L’évolution des espèces, ça évolue ?

En refermant ses calepins en 1882, il ne pensait pas que ce geste mettrait fin à cette évolution des espèces qui, doucement mais surement, donnait une raison logique à la survivance des êtres les mieux adaptés par le biais d’une sélection naturelle.

Alors, depuis le 19 avril de cette même année, je me suis mis à observer les détails qui pouvaient être perçus au filtre de mon regard novice en ce domaine et en bien d’autres également.

J’aimerais partager avec vous ce constat qui pourrait nous donner quelques projections vers un avenir pas si lointain que cela.

En première vision, pénétrons le sujet latéralement.
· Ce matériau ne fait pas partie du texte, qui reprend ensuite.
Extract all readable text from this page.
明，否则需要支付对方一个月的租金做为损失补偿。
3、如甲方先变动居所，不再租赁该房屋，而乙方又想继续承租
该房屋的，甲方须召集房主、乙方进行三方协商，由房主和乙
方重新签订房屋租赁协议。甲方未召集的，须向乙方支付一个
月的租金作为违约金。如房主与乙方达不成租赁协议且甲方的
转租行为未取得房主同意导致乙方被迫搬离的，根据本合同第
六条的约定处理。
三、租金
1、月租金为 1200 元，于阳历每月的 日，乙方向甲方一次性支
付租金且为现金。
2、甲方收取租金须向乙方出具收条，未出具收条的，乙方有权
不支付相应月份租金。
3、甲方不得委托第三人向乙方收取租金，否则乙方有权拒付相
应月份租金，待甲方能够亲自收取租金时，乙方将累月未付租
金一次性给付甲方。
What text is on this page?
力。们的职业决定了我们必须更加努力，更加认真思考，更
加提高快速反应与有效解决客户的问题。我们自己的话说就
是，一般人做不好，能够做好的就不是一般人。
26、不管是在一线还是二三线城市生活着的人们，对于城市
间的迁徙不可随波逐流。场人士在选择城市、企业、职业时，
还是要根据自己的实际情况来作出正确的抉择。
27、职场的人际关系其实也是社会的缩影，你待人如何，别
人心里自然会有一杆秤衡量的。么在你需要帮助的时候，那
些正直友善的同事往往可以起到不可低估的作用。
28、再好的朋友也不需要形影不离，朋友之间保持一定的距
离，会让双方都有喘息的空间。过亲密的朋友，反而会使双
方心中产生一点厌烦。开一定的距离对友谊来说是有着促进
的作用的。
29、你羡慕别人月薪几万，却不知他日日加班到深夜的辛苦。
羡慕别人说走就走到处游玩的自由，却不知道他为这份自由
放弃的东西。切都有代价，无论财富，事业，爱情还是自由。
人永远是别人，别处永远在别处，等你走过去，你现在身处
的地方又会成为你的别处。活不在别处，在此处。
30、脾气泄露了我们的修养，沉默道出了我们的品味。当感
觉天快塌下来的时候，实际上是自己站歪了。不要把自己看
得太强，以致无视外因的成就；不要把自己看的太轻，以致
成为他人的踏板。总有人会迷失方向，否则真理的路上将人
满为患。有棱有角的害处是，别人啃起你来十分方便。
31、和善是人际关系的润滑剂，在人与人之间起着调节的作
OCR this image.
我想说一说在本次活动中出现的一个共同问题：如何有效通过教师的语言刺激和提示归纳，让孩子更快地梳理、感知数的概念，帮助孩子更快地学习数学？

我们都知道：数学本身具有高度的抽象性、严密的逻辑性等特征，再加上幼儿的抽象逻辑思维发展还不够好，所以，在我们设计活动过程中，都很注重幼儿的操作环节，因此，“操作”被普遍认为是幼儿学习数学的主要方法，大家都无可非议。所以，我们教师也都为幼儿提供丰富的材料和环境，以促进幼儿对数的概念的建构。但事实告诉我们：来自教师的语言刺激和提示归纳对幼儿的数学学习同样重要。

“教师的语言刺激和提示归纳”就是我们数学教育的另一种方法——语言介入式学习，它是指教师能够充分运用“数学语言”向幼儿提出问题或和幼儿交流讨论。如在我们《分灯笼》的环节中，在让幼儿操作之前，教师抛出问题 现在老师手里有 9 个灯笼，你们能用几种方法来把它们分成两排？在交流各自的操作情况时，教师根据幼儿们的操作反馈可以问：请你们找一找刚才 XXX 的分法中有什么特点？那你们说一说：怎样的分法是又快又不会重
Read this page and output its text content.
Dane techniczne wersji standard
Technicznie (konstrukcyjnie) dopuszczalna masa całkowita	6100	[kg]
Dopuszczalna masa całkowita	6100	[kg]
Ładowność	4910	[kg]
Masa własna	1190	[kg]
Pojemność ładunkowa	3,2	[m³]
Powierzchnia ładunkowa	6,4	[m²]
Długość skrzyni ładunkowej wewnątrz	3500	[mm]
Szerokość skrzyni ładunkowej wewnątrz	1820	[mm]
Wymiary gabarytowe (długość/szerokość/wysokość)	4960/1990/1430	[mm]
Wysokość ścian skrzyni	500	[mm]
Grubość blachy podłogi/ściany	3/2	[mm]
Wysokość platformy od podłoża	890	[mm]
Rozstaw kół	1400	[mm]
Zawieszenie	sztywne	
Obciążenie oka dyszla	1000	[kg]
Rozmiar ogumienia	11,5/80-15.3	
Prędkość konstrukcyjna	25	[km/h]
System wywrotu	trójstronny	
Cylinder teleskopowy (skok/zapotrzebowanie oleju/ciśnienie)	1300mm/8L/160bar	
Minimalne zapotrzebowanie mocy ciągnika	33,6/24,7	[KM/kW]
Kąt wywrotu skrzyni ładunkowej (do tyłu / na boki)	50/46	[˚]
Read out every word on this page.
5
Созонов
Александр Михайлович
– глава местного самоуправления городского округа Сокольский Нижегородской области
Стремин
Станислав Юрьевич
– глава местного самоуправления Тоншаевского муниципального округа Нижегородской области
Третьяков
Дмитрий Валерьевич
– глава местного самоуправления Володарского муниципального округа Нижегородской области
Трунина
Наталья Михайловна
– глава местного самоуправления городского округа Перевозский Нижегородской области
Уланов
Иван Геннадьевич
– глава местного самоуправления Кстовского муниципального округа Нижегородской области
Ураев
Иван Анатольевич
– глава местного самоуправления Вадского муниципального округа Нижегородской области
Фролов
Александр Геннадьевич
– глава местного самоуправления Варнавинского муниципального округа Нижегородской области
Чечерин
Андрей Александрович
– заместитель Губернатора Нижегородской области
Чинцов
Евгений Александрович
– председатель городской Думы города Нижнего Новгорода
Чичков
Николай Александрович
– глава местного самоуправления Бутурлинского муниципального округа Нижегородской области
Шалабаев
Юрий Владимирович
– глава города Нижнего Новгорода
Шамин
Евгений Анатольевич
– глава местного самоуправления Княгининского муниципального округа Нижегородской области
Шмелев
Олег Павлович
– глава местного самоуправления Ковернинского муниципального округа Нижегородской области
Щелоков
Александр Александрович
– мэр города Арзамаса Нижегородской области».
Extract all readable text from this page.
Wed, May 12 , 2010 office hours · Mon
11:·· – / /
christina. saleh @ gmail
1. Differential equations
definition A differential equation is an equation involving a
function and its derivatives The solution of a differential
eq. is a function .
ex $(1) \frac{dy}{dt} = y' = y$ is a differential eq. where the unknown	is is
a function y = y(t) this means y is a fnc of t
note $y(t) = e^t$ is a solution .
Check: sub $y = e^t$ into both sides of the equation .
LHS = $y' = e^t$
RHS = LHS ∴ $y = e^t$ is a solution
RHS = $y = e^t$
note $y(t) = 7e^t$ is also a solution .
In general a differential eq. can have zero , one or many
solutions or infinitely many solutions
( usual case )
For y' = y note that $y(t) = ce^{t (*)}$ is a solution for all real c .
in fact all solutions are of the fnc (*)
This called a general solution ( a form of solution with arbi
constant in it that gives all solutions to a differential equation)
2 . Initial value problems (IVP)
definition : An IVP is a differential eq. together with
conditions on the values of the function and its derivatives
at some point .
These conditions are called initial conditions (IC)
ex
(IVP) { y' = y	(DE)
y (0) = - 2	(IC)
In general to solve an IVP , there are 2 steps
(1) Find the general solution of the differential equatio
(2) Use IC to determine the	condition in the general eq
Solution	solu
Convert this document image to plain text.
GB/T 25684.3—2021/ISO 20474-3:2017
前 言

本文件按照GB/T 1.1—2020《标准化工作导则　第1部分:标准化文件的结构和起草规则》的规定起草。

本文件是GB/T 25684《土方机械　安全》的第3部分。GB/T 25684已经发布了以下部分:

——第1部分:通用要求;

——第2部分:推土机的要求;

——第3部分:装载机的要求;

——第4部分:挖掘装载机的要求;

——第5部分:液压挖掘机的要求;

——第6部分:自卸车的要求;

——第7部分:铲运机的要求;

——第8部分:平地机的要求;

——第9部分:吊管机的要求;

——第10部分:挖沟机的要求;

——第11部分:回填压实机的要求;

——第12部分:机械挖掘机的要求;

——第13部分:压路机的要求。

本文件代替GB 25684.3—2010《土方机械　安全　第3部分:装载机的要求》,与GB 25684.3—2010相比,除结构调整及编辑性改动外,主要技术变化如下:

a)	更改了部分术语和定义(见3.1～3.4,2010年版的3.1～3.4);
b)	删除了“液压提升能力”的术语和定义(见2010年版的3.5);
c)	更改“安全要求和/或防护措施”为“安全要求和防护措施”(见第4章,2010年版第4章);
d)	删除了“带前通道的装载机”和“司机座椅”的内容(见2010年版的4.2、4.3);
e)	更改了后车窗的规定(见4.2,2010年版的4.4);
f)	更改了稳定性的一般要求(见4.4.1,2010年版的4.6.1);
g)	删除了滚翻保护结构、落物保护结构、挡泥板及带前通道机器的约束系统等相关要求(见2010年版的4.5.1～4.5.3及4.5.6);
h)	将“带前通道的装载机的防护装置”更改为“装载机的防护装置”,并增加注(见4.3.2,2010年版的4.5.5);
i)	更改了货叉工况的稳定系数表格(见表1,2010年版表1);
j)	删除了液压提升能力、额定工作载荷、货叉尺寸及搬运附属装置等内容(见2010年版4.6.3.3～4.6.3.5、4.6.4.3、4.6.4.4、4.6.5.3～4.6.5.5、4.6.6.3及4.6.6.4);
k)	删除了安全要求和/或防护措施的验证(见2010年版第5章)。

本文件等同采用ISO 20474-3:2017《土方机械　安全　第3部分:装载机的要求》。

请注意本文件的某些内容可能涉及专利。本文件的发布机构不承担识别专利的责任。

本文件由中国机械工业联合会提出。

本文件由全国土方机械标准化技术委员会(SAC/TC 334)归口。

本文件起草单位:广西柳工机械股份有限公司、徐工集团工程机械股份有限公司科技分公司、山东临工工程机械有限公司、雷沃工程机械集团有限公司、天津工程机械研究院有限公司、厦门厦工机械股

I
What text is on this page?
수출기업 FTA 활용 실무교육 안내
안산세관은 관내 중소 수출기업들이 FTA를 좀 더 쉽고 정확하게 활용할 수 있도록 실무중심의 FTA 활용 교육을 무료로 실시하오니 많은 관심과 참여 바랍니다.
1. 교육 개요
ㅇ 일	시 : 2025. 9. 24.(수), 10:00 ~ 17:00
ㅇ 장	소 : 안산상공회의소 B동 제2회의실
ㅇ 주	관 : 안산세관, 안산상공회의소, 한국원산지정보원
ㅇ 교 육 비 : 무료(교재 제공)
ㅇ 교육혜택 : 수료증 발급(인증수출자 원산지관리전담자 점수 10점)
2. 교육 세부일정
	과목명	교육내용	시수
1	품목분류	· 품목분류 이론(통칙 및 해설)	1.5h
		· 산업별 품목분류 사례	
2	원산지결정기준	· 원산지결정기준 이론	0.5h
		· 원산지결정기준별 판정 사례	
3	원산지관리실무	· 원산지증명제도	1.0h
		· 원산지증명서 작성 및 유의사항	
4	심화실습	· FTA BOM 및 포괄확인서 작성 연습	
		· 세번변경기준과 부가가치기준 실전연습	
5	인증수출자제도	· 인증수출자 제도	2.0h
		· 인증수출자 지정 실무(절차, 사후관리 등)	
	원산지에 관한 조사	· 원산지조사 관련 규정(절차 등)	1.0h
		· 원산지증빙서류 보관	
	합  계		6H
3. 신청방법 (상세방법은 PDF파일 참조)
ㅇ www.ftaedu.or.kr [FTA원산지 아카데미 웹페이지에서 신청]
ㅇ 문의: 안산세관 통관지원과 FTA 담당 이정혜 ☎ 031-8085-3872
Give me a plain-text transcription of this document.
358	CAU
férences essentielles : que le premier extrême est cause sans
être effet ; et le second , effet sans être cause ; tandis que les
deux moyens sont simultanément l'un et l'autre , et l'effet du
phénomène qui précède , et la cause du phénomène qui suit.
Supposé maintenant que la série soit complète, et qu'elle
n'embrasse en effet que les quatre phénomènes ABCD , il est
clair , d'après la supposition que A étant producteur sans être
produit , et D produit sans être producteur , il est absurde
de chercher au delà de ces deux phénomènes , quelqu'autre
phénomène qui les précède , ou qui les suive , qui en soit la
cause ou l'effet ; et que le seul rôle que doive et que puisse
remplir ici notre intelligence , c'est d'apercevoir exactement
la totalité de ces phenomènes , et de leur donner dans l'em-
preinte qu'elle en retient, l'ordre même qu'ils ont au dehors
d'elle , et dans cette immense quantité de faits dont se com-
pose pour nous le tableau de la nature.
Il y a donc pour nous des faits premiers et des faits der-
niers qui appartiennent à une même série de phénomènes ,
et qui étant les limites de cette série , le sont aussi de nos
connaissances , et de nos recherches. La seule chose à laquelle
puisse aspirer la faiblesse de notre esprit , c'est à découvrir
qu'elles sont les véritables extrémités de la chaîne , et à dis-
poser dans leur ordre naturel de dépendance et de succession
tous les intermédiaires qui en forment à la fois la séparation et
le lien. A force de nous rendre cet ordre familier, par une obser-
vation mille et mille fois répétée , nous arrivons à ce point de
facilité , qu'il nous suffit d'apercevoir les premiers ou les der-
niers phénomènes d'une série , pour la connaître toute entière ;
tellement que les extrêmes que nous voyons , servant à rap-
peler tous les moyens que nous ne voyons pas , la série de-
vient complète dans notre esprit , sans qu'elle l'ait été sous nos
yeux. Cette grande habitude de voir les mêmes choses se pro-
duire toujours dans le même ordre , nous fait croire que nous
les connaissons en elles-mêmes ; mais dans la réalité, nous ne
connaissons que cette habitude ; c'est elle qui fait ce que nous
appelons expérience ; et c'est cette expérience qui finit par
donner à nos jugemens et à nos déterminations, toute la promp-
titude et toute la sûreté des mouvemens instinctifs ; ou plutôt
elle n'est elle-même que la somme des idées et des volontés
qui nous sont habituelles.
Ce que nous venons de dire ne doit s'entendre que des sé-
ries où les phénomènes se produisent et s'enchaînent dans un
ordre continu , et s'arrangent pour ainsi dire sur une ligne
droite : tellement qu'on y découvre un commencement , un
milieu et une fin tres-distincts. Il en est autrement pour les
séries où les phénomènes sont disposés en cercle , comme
Ainsi, nous pouvons observer que ce dernier n’a rien gagné en hauteur, dénigrant de ce fait les commentateurs de commentaires professionnels à viser, plus connus sous l’appellation de *pro-thèses.

* Pro-thèse : nom commun hétérogène autorisant une masculinité féminine, attribuée à certains êtres ou pas êtres, greffés en suppléance d’un organe manquant. (Telle en est restée la question).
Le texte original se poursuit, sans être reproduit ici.